12年度予算案の審議が行われた3月議会予算委員会で、見たまま感じたままを述べてみたい。決して広くない委員会室には、担当の部長、課長他の職員が大勢控えていて、何が飛び出すかわからない議員からの質問に答えていく。本会議の一般質問と違って、事前に質問の通告がないので、細かいことや個別案件について聞かれた場合に、手元に資料がなかったりで、すぐに的確に答えられないことも多い。時には張りつめた雰囲気の中で緊張しているせいか、職員が質問の真意を取り違えたりすることもあり、議論がかみ合わないこともしばしばである。順番や時間に関係なく、自由に質問が行われる仕組みであるが、市民の目の前で実りのある議論が行われるよう我々もしっかり勉強しなければ。

今回は特別だったのかもしれないが、3日間連続深夜まで、合計30時間以上に及ぶ長時間の審議の末、最終的には予算の一部修正という過去にあまり例のない幕引きとなった。

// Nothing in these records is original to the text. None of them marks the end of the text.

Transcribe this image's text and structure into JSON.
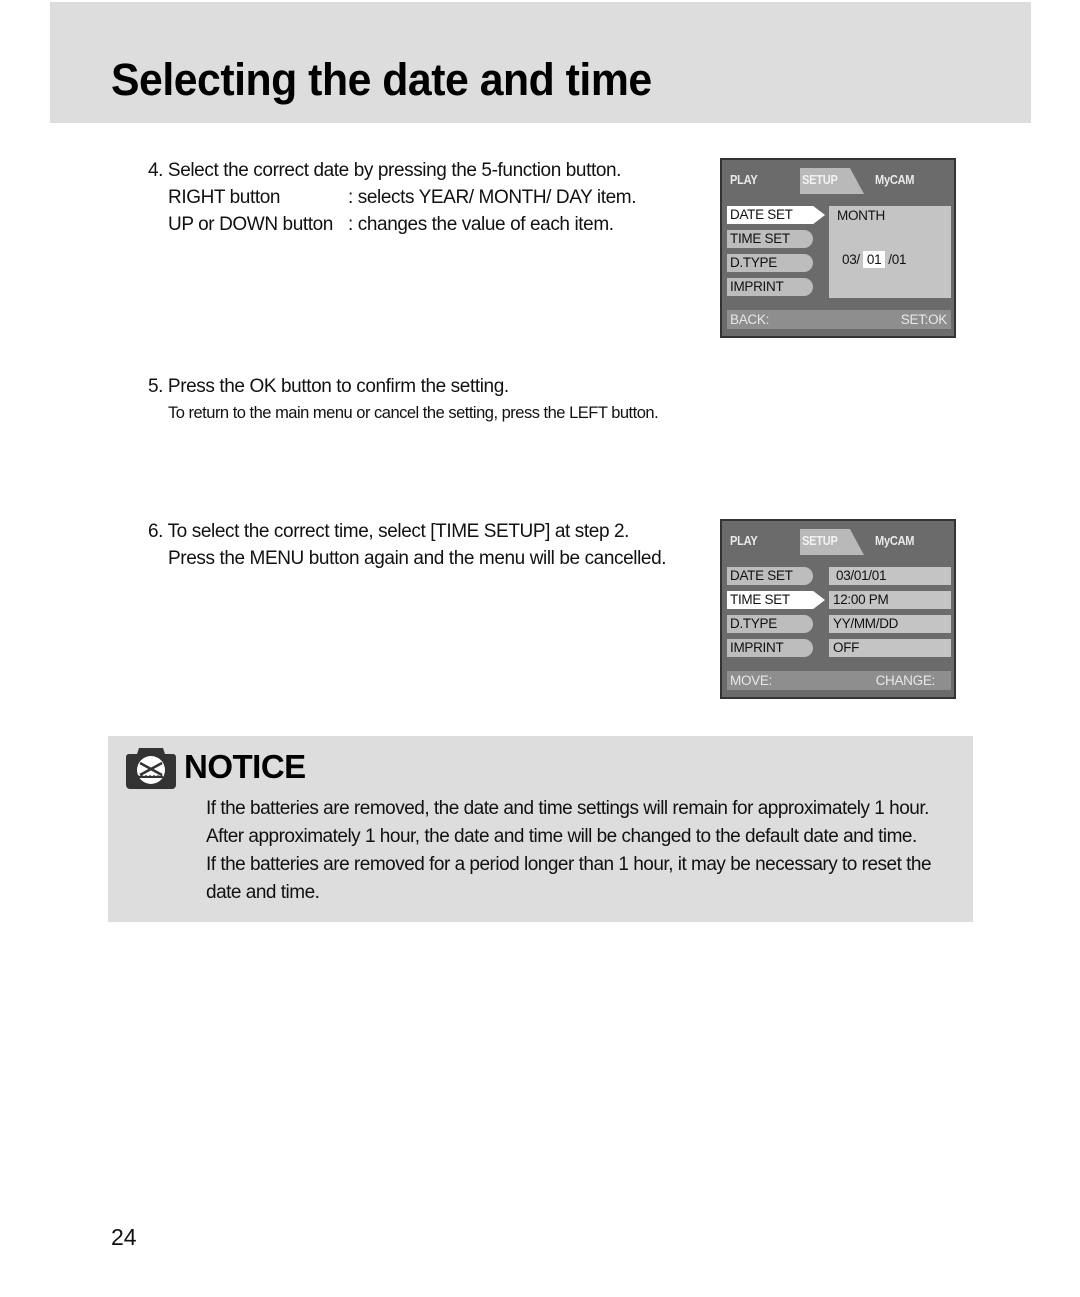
{
  "page": {
    "title": "Selecting the date and time",
    "page_number": "24"
  },
  "steps": {
    "step4": {
      "heading": "4. Select the correct date by pressing the 5-function button.",
      "rows": [
        {
          "key": "RIGHT button",
          "value": ": selects YEAR/ MONTH/ DAY item."
        },
        {
          "key": "UP or DOWN button",
          "value": ": changes the value of each item."
        }
      ]
    },
    "step5": {
      "heading": "5. Press the OK button to confirm the setting.",
      "note": "To return to the main menu or cancel the setting, press the LEFT button."
    },
    "step6": {
      "heading": "6. To select the correct time, select [TIME SETUP] at step 2.",
      "line2": "Press the MENU button again and the menu will be cancelled."
    }
  },
  "lcd1": {
    "tabs": [
      "PLAY",
      "SETUP",
      "MyCAM"
    ],
    "active_tab": "SETUP",
    "menu": [
      "DATE SET",
      "TIME SET",
      "D.TYPE",
      "IMPRINT"
    ],
    "selected_menu": "DATE SET",
    "panel_label": "MONTH",
    "date_parts": {
      "year": "03/",
      "month": "01",
      "day": "/01"
    },
    "footer_left": "BACK:",
    "footer_right": "SET:OK"
  },
  "lcd2": {
    "tabs": [
      "PLAY",
      "SETUP",
      "MyCAM"
    ],
    "active_tab": "SETUP",
    "menu": [
      "DATE SET",
      "TIME SET",
      "D.TYPE",
      "IMPRINT"
    ],
    "selected_menu": "TIME SET",
    "values": [
      "03/01/01",
      "12:00 PM",
      "YY/MM/DD",
      "OFF"
    ],
    "footer_left": "MOVE:",
    "footer_right": "CHANGE:"
  },
  "notice": {
    "icon": "notice-camera-icon",
    "title": "NOTICE",
    "lines": [
      "If the batteries are removed, the date and time settings will remain for approximately 1 hour.",
      "After approximately 1 hour, the date and time will be changed to the default date and time.",
      "If the batteries are removed for a period longer than 1 hour, it may be necessary to reset the",
      "date and time."
    ]
  }
}
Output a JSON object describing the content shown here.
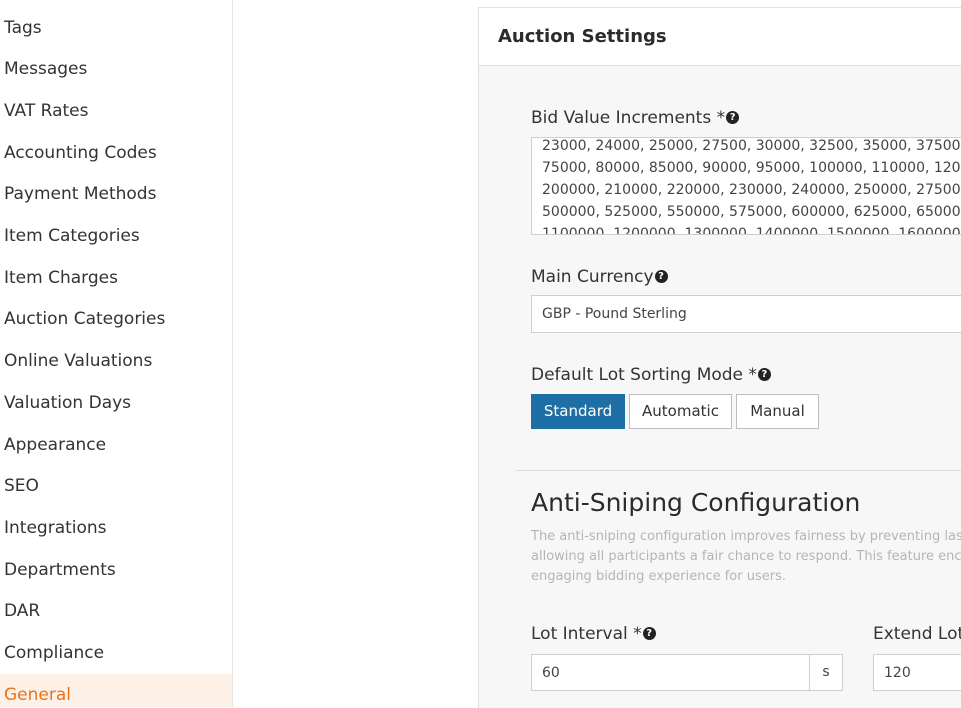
{
  "sidebar": {
    "items": [
      {
        "label": "Tags"
      },
      {
        "label": "Messages"
      },
      {
        "label": "VAT Rates"
      },
      {
        "label": "Accounting Codes"
      },
      {
        "label": "Payment Methods"
      },
      {
        "label": "Item Categories"
      },
      {
        "label": "Item Charges"
      },
      {
        "label": "Auction Categories"
      },
      {
        "label": "Online Valuations"
      },
      {
        "label": "Valuation Days"
      },
      {
        "label": "Appearance"
      },
      {
        "label": "SEO"
      },
      {
        "label": "Integrations"
      },
      {
        "label": "Departments"
      },
      {
        "label": "DAR"
      },
      {
        "label": "Compliance"
      },
      {
        "label": "General"
      }
    ],
    "active": "General",
    "active_color": "#e8741c"
  },
  "panel": {
    "title": "Auction Settings",
    "bid_increments": {
      "label": "Bid Value Increments *",
      "lines": [
        "23000, 24000, 25000, 27500, 30000, 32500, 35000, 37500",
        "75000, 80000, 85000, 90000, 95000, 100000, 110000, 120",
        "200000, 210000, 220000, 230000, 240000, 250000, 27500",
        "500000, 525000, 550000, 575000, 600000, 625000, 65000",
        "1100000, 1200000, 1300000, 1400000, 1500000, 1600000"
      ]
    },
    "main_currency": {
      "label": "Main Currency",
      "value": "GBP - Pound Sterling"
    },
    "sorting_mode": {
      "label": "Default Lot Sorting Mode *",
      "options": [
        "Standard",
        "Automatic",
        "Manual"
      ],
      "selected": "Standard",
      "accent": "#1e6fa5"
    },
    "anti_sniping": {
      "title": "Anti-Sniping Configuration",
      "description": [
        "The anti-sniping configuration improves fairness by preventing las",
        "allowing all participants a fair chance to respond. This feature enc",
        "engaging bidding experience for users."
      ],
      "lot_interval": {
        "label": "Lot Interval *",
        "value": "60",
        "unit": "s"
      },
      "extend_lot": {
        "label": "Extend Lot",
        "value": "120"
      }
    }
  },
  "icons": {
    "help": "question-circle-icon"
  }
}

一年前の約束を果たすため、持が峠(餅が峠とも言う。)に行き皆さんと懇談する。持が峠、どこにあるかわかりますか。小瀬の一番奥、以前は多くの家が軒を連ねていたが、今は、近くの沼田が原と丸田を合わせてもわずか27人が暮らすのみ。平家の落人が移り住んだとか、矢細工、源三郎屋敷などの地名があちこちに。びんづら(頬)、ちょうだい(納戸)、などの独特の言葉(京言葉に近いらしい)や、代々伝わる昔話などを研究し、後世に残したいと熱心に語る人たち。どこまでも澄んだ空気と青い空。心に残る場所と人々であった。

辞職された河村助役に対して、紙面を借りて心から感謝とお礼を申し上げたい。世代交代が必要との固い信念から身を引く決意をされたようであり、大変残念ではあったがやむを得ずお受けした。当面は助役不在になるが、市政運営に支障が生じないよう頑張りたい。